But today! Today we talk about kissing! Now I’m not a mushy person. In fact I am best described by the following t-shirt graphic:

And yet there was once a day when I enjoyed a good kissing scene, especially if it were earned. Alas, my brain is now more swiss cheese than brain matter, and I don’t remember all the best ones. So I tried cheated. I looked at all the other wonderful bloggers who were part of the tour, except most of them chose books I’d never heard of or hadn’t read. That’s no help.

So I googled best literary kisses and that came up with… more books I’ve never heard of or hadn’t read. Then I despaired about all the amazing books I’ve never heard of or read and WHERE IS ALL THE READING TIME?

But finally I settled on my choice. And it was the first choice that came to mind at the thought of the topic, so I’m not entirely sure why I tried to cheat anyway.

What Book Is Your Favorite Literary Kiss In?

It’s not quite “literary”, but it’s going to be Soulless by Gail Carriger.

Who Is Kissing?

She of the soulless nature, one Alexia Tarrabotti, and the very uncivilized Lord Maccon.

Why Is It Your Favorite?

I am quite fond of love-hate relationships that turn into a happily romantic pairing between equals who respect one another, and the relationship between Alexia and Lord Maccon check all those boxes. I’m also fond of slightly rough make out sessions that take place in fancy libraries. Though this scene doesn’t tick the library box, I do get one of those later in the book.

So let me set up the scene: Alexia keeps attracting unsavory sorts who either want to kill her or recruit her. The latest was a weird man that snuck into her carriage. She’s escaped with the help of Lord Maccon, who demands she have a body guard type person with her at all times. She is infuriated and there is arguing, some flirty teasing and then some anger on the part of Lord Maccon. Then simply…

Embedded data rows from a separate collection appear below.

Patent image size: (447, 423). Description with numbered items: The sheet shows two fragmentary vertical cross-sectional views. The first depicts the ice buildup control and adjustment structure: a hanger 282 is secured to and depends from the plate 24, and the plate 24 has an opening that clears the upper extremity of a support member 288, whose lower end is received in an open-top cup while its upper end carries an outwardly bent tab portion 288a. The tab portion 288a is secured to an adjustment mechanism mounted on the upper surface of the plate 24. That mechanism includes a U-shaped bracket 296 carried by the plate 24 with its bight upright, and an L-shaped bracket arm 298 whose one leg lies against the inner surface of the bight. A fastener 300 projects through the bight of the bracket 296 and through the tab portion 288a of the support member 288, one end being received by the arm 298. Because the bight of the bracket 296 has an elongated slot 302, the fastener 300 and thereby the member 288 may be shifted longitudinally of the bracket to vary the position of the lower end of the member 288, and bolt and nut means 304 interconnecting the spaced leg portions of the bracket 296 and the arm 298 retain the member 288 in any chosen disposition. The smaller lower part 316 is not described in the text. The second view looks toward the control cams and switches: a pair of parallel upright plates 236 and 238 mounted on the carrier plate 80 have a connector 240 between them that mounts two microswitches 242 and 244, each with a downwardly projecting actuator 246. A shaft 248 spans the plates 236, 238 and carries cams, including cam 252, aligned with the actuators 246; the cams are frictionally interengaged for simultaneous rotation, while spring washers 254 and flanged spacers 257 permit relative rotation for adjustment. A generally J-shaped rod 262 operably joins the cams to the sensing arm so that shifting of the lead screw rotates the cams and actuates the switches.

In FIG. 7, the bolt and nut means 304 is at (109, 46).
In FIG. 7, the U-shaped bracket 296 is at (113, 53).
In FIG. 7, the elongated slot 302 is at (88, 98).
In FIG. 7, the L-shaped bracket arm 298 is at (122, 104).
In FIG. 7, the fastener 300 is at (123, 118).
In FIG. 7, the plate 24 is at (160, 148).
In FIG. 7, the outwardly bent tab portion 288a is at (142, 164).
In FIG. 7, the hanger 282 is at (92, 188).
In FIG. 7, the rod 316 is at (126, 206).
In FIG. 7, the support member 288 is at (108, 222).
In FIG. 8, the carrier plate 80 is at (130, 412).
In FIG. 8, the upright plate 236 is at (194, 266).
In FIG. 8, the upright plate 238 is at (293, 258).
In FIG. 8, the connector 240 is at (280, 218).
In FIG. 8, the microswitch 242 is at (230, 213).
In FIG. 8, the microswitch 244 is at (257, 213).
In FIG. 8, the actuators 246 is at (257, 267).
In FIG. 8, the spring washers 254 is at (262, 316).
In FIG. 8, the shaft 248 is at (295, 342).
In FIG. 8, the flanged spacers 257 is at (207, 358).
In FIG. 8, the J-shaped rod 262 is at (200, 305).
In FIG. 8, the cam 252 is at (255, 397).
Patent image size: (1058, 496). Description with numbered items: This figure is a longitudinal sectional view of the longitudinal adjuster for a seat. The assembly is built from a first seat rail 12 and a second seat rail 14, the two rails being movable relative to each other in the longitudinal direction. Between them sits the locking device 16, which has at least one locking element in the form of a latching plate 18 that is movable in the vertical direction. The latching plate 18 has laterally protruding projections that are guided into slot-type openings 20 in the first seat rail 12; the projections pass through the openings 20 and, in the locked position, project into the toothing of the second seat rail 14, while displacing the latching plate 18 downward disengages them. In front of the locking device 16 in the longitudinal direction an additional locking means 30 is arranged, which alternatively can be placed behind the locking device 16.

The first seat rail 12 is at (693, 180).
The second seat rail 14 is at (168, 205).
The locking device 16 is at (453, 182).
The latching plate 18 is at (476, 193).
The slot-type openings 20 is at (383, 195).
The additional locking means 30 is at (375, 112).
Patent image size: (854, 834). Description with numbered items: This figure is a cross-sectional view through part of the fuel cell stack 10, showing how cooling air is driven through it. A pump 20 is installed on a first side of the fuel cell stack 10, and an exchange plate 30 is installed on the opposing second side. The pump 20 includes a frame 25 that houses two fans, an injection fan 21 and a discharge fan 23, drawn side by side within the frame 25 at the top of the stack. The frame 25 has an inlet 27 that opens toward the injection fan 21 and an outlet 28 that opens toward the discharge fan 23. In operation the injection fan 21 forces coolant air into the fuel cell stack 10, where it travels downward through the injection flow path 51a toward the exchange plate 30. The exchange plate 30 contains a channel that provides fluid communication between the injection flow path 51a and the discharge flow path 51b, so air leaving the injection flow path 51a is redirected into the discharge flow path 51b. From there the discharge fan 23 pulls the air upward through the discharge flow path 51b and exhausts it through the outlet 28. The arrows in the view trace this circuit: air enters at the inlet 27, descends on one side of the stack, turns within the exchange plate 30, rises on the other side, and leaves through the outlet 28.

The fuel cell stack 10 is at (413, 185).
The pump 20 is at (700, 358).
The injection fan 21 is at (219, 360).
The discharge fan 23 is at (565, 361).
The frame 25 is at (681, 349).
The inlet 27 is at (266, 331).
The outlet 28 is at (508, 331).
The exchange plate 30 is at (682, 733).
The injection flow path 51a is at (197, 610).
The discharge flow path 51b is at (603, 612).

The earl grabbed Miss Tarabotti’s chin with one big hand and the small of her back with the other, pulling her toward him hard. He slanted his mouth over hers almost violently.
She jerked back. “What are you…?”
“Only way to keep you quiet,” he grumbled, taking her chin in a firmer grip and planting his mouth atop hers once more.
It was not the kind of kiss Alexia had ever experienced before. Not that she had been kissed all that frequently prior to this particular point in time.
The kiss itself was initially quite gentle: slow and soft. Alexia found it surprising given the violence of his embrace. She also found it faintly unsatisfying. She gave a little murmur of frustration and leaned in toward him. Then the kiss changed. It became harder, rougher, parting her lips with purpose. There was even, shockingly, tongue involved in the proceedings. Miss Tarabotti was not certain about that. It bordered on sloppy, but then again, the sheer heat of it … Her pragmatic preternatural self assessed the situation and realized that she could definitely learn to love the taste of him: like one of those expensive French soups, dark and rick. She arched her back. Her breath had gone all uneven, perhaps because her mouth was clogged with kisses. Alexia was just beginning to come to terms with the tongue concept and notice that she was now getting too warm to need the earl’s jacket, when he left off kissing, pushed the coat roughly down, and started nibbling on her neck.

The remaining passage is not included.